Saturday 26 January 2019

Get Humphrys

Oh, and the fiercely pro-EU #FBPEs (and Labour's ex-BBC reporter MP Ben Bradshaw), aren't happy with John Humphrys. They really want rid of him (and Andrew Neil). 

The question that's landed him in such trouble, put to Ireland’s Europe minister, Helen McEntee, this morning, ran as follows:
There has to be an argument, doesn’t there, that says instead of Dublin telling this country that we have to stay in the single market etc within the customs union, why doesn’t Dublin, why doesn’t the Republic of Ireland, leave the EU and throw in their lot with this country?
A typical, flippant John Humphrys 'devil's advocate' question? Ah, no, apparently. He's actually a colonialist, an imperialist, a Brexiteer, and a dinosaur with no knowledge of history, and much worse besides, and needs to go.

It's a good thing Feedback's on a break or Roger Bolton would be after him with a pitchfork. 


  1. Well it was a daft question, but no more daft than the 300,000 pro-Remain questions we've heard on Radio 4 since the Referendum. I'd like to know if Humphrys actually challenged the Irish Minister on whether or not they would build a hard border in the event of a no deal. We all know they won't but Varadkar is sending out a smokescreen designed to confuse.

  2. It's a good idea, and one I've made myself many times. Of course the pro-EU crowd know this too and that's why he will be attacked very hard.

    I jumped in disbelief when Humphries suggested it. I assume he's thinking of retiring.

    1. Why would Ireland leave the EU at this point?

      They have been growing hugely as part of the EU with their low company tax regime, low population density. Ireland's GDP per capita is just below Switzerland's and higher than Qatar or Denmark, much higher than the USA. It's about 75% more than the UK's. It's true most of the money doesn't linger long in Ireland but they have been doing well out of the EU.

      Their average wages are probably about 15% higher than in the UK.

      The Irish will only start changing their minds when they see their country's character changing due to mass immigration. That's definitely on the way in Ireland, but they aren't at a critical point yet. But already 25% of children are born to mothers themselves born in a foreign country. Also they are now going to be net payers-in to the EU. The development of an EU Army will also make a mockery of Ireland's neutrality.
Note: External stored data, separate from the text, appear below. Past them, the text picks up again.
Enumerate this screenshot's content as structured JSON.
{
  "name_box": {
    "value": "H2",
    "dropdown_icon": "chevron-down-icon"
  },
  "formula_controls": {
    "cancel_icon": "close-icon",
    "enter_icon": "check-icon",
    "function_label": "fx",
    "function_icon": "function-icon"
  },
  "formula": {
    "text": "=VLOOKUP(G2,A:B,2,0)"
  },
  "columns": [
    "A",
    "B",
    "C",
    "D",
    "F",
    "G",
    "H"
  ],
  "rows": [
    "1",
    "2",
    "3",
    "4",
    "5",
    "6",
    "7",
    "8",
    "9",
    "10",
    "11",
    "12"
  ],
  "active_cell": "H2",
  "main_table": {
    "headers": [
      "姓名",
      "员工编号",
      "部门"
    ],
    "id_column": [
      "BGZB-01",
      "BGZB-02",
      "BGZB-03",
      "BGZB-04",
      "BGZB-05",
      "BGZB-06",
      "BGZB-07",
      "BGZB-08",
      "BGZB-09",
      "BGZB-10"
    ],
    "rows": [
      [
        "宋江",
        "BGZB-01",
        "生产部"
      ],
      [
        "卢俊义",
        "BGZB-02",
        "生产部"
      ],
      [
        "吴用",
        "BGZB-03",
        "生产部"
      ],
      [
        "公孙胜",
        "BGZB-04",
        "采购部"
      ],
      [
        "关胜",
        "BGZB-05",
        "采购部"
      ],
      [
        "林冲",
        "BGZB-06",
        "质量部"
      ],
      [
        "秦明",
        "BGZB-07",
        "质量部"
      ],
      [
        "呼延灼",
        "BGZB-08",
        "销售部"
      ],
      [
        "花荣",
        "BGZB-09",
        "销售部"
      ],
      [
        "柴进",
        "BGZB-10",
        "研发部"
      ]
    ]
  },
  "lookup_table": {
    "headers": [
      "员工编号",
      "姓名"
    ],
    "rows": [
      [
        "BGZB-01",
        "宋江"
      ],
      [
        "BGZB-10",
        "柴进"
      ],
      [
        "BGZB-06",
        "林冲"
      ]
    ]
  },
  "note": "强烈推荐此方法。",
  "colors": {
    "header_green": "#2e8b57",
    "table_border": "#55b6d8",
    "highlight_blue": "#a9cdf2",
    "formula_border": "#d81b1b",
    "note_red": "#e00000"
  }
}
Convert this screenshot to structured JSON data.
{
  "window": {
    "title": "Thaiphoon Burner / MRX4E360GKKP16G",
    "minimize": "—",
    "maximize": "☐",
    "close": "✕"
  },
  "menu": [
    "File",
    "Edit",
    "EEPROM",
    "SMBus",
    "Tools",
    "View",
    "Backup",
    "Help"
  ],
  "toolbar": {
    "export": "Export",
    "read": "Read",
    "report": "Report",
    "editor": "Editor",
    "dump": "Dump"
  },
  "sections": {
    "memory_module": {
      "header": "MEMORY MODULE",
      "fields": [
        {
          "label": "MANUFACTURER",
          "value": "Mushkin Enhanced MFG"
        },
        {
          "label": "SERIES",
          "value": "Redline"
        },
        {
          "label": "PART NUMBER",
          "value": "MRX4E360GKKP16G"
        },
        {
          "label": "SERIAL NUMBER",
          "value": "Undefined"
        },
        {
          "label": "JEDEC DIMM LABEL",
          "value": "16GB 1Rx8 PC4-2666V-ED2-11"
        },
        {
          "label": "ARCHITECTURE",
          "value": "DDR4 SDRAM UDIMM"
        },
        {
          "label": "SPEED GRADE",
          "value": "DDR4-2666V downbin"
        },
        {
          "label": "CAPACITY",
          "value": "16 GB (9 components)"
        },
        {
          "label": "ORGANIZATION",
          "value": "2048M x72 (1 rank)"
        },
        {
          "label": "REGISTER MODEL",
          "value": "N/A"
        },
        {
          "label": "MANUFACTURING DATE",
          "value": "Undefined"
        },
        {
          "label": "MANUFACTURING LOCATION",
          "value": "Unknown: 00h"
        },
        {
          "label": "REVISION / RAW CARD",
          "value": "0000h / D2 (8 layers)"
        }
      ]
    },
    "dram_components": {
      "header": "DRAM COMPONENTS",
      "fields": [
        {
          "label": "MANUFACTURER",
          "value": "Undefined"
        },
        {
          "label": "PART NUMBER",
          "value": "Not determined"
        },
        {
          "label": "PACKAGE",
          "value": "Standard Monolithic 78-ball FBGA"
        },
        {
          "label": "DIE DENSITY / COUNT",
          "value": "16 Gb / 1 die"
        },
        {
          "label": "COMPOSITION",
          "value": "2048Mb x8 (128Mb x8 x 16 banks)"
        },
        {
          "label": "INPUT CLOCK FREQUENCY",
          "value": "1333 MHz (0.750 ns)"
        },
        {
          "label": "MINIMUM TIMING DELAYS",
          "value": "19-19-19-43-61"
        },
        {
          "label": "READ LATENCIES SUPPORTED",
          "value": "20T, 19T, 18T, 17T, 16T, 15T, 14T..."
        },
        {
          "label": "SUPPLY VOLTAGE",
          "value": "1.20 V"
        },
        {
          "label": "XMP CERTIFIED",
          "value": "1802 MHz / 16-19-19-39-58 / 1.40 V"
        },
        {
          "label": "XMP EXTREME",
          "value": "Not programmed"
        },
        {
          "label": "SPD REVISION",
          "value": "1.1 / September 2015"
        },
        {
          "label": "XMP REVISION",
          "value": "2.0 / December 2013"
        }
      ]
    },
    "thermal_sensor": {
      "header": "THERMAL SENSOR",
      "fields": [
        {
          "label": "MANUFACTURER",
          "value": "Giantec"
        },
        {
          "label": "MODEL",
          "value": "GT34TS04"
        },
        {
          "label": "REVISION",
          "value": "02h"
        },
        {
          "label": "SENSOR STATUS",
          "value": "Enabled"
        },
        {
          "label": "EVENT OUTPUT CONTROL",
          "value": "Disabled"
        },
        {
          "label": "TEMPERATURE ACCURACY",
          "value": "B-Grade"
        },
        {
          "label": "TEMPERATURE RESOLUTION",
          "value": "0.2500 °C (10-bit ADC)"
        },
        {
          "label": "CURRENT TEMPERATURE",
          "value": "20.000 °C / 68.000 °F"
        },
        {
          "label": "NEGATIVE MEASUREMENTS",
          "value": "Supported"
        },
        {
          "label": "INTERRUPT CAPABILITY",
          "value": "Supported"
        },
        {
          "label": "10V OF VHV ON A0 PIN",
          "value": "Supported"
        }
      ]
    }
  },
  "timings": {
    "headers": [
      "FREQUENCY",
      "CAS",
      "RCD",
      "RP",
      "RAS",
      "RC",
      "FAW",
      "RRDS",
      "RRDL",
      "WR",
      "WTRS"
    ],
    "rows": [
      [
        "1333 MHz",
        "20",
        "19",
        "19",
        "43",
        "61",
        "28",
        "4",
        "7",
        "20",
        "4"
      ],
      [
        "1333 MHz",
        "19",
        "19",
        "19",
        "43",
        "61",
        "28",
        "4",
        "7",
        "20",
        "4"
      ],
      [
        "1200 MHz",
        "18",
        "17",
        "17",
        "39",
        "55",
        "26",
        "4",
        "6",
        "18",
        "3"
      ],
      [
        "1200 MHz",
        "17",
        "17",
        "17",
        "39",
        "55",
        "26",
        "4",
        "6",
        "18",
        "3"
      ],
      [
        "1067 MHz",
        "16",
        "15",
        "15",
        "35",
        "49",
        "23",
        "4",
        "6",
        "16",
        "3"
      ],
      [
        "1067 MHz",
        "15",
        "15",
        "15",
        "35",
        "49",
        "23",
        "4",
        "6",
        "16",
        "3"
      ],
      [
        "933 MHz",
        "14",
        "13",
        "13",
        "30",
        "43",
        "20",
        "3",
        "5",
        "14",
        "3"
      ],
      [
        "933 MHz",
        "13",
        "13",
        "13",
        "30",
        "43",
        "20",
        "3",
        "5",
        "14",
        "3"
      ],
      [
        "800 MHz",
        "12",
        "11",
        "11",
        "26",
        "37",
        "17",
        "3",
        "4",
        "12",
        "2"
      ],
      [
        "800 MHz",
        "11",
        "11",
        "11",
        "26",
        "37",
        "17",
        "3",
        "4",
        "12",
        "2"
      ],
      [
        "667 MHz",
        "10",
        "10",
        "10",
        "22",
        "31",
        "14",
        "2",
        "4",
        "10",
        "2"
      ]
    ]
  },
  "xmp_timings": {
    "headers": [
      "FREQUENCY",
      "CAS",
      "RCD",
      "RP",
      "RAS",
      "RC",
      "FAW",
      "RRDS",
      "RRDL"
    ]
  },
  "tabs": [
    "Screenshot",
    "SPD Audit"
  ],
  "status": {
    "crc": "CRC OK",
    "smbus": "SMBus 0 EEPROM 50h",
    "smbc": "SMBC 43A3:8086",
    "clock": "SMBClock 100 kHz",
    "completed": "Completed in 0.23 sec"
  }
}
  3. It is flippant and that's what's wrong with it. It's the sort of thing you'd expect to see from random individuals in personal online comments, not on the national broadcaster. It shows a level of ignorance about Ireland and its relationship with the EU. And is he even aware that Northern Ireland also came out on the Remain side in the referendum result? Superficial and uninformed comment like that shows the BBC in a poor light. Too much of its so-called reporting and commentary is at that sort of shallow level. See also Sopel & co.

  4. And I wonder how long the Irish will be allowed to offer advantageous anti-competitive commercial tax rates. That must make the EU management hopping mad.